15 al-Shabab fighters were killed by airstrikes carried out by American forces in Somalia’s Hirshabelle State, the U.S. military announced today.

U.S. military officials in Africa announced Sunday that two airstrikes were carried out in “collective self-defense,” the first on Dec. 14 and the second on Dec. 17.

The strikes were requested by the Federal Government of Somalia to support the Somali National Army, with the first strike killing seven militants and the second killing eight al-Shabab soldiers.

Neither civilians nor military personnel were injured in the strikes, according to U.S. Africa Command

To ensure security, specific details about the units involved and assets used will not be released, according to a statement from the U.S. Africa Command.

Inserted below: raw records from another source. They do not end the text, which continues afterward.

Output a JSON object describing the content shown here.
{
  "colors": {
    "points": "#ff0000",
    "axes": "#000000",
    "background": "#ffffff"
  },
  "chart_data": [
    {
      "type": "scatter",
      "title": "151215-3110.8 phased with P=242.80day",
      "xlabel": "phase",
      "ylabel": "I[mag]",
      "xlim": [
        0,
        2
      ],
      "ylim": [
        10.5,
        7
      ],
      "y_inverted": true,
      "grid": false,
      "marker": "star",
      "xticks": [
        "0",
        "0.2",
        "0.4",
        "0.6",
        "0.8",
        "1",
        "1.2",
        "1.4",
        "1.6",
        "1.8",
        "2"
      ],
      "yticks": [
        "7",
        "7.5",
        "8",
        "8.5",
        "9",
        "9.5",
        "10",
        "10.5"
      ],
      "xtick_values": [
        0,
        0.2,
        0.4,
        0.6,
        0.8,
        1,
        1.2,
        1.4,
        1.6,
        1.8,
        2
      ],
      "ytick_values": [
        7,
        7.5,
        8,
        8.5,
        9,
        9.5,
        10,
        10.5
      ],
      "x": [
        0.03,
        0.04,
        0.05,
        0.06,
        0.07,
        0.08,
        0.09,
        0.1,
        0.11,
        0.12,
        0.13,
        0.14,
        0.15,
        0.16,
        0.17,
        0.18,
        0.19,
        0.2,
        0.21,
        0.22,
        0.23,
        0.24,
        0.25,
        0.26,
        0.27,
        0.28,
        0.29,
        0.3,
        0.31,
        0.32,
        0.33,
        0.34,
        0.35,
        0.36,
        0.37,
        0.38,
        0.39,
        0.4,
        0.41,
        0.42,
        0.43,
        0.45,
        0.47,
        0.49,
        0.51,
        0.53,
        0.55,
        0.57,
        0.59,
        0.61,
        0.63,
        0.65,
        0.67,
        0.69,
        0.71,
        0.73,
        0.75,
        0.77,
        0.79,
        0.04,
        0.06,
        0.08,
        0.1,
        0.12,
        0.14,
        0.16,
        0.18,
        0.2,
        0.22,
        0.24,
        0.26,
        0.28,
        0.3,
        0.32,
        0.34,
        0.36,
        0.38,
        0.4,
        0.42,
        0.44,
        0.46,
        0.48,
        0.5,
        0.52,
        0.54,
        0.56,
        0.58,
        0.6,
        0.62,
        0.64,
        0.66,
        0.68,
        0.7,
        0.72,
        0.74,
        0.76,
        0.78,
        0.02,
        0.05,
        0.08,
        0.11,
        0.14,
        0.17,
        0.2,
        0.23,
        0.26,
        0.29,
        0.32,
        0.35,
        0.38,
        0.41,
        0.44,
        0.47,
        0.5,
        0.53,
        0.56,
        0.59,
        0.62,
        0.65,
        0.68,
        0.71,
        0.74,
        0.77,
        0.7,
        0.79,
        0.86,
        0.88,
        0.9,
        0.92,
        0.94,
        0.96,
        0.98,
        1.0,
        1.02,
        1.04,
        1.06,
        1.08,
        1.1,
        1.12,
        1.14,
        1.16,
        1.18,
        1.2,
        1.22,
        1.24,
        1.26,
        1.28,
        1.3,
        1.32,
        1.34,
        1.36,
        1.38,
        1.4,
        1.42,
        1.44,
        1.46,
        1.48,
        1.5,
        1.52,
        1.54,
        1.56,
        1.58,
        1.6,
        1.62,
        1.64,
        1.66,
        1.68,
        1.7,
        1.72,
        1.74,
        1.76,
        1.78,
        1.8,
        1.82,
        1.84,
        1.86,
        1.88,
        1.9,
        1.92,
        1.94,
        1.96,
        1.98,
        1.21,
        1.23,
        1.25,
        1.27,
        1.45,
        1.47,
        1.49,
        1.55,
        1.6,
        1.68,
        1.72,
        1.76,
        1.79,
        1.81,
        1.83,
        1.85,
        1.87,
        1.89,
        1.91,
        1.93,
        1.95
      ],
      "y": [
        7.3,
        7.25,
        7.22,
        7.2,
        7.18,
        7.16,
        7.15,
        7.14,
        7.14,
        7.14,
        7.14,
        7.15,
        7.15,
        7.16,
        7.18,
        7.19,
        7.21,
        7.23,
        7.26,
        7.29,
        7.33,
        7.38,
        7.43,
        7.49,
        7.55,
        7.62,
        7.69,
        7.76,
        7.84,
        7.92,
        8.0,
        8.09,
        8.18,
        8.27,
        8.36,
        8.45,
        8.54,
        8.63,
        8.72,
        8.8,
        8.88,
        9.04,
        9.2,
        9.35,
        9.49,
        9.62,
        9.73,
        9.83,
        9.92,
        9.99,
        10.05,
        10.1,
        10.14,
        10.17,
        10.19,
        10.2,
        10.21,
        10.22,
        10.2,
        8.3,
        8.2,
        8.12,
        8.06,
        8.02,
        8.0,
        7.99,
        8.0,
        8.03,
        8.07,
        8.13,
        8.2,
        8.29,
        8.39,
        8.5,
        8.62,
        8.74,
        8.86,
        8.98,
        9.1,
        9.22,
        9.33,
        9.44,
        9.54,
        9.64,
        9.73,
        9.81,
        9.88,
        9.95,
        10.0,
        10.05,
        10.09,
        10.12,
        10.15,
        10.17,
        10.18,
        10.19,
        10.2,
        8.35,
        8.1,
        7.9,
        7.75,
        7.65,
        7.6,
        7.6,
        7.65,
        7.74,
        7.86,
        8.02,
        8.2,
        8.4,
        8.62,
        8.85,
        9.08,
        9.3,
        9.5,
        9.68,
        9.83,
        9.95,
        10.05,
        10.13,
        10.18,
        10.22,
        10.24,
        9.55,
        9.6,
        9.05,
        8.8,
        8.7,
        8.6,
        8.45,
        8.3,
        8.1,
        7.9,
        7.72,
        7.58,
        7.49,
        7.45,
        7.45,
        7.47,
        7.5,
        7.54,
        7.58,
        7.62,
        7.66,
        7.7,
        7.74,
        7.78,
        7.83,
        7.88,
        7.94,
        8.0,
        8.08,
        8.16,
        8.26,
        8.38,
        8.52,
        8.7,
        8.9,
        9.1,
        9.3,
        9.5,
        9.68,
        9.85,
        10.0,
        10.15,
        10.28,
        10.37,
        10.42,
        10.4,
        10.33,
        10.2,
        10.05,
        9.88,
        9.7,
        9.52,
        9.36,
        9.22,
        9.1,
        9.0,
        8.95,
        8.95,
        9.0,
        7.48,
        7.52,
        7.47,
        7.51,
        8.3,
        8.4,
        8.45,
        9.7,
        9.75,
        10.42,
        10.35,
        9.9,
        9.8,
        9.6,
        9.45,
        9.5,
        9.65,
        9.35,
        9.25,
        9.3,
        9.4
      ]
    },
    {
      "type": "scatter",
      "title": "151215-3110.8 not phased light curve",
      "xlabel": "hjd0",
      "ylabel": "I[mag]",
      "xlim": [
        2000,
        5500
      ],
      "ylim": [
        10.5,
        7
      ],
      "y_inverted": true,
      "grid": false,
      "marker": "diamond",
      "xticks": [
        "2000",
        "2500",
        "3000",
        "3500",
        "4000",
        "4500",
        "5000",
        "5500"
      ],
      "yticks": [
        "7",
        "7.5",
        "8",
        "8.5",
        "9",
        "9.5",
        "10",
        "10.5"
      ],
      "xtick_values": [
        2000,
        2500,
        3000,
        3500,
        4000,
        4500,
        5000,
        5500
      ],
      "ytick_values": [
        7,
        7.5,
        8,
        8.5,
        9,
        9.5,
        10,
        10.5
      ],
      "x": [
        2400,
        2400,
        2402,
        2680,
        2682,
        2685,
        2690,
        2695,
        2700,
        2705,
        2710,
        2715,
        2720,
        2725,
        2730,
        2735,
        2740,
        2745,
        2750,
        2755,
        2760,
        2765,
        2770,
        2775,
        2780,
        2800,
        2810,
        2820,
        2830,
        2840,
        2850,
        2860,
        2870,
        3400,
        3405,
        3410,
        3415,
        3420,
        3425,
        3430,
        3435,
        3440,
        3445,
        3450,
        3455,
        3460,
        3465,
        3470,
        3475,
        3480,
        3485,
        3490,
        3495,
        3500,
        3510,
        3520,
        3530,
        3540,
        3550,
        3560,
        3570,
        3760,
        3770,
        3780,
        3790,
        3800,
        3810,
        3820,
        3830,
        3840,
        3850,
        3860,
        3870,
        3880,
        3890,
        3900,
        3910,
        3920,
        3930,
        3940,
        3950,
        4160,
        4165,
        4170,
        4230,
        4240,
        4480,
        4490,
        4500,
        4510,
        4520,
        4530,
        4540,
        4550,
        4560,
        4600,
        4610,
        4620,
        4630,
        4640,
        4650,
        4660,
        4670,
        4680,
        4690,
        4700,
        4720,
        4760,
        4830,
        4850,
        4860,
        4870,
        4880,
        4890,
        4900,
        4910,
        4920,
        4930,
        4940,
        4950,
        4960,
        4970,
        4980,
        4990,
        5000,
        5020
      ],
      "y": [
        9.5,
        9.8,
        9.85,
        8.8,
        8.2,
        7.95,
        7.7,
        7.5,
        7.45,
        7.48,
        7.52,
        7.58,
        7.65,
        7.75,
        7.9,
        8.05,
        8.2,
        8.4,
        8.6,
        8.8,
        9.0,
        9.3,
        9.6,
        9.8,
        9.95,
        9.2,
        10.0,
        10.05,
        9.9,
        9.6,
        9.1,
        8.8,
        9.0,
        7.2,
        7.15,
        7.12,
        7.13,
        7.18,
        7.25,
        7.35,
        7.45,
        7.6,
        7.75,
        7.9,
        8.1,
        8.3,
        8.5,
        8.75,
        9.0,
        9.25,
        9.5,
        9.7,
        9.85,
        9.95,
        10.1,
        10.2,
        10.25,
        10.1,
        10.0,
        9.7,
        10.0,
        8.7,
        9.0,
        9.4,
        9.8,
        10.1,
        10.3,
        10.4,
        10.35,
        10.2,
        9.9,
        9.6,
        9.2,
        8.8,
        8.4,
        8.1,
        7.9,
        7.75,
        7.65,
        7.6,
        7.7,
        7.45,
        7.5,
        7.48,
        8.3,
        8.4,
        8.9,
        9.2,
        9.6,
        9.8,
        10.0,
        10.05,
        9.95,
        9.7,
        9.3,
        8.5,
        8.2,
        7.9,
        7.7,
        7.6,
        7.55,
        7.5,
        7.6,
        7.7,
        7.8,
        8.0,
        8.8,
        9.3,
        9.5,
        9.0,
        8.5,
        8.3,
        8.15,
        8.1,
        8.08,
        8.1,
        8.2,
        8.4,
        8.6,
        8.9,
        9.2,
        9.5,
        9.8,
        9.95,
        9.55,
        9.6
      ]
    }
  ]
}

Over the last few months, al-Shabab has claimed credit for a series of terrorist attacks in Somalia, while Somali government forces and local militias have responded with numerous operations.

U.S. and other governments have provided air support to Somali government forces in recent months, increasing pressure on the group. Al-Shabab leader Abdullahi Nadir was killed in an airstrike carried out by U.S. forces in October. Pentagon officials announced that they had struck al-Shabab units near Buulobarde, killing two of them in the airstrike later that month.

“Al-Shabab is the largest and most kinetically active al Qaeda network in the world and has proved both its will and capability to attack U.S. forces and threaten U.S. security interests,” the United States Africa Command said after the strike that killed Nadir.

In the meantime, Somali President Hassan Sheikh Mohamud has vowed to wage a “total war” against al-Shabab.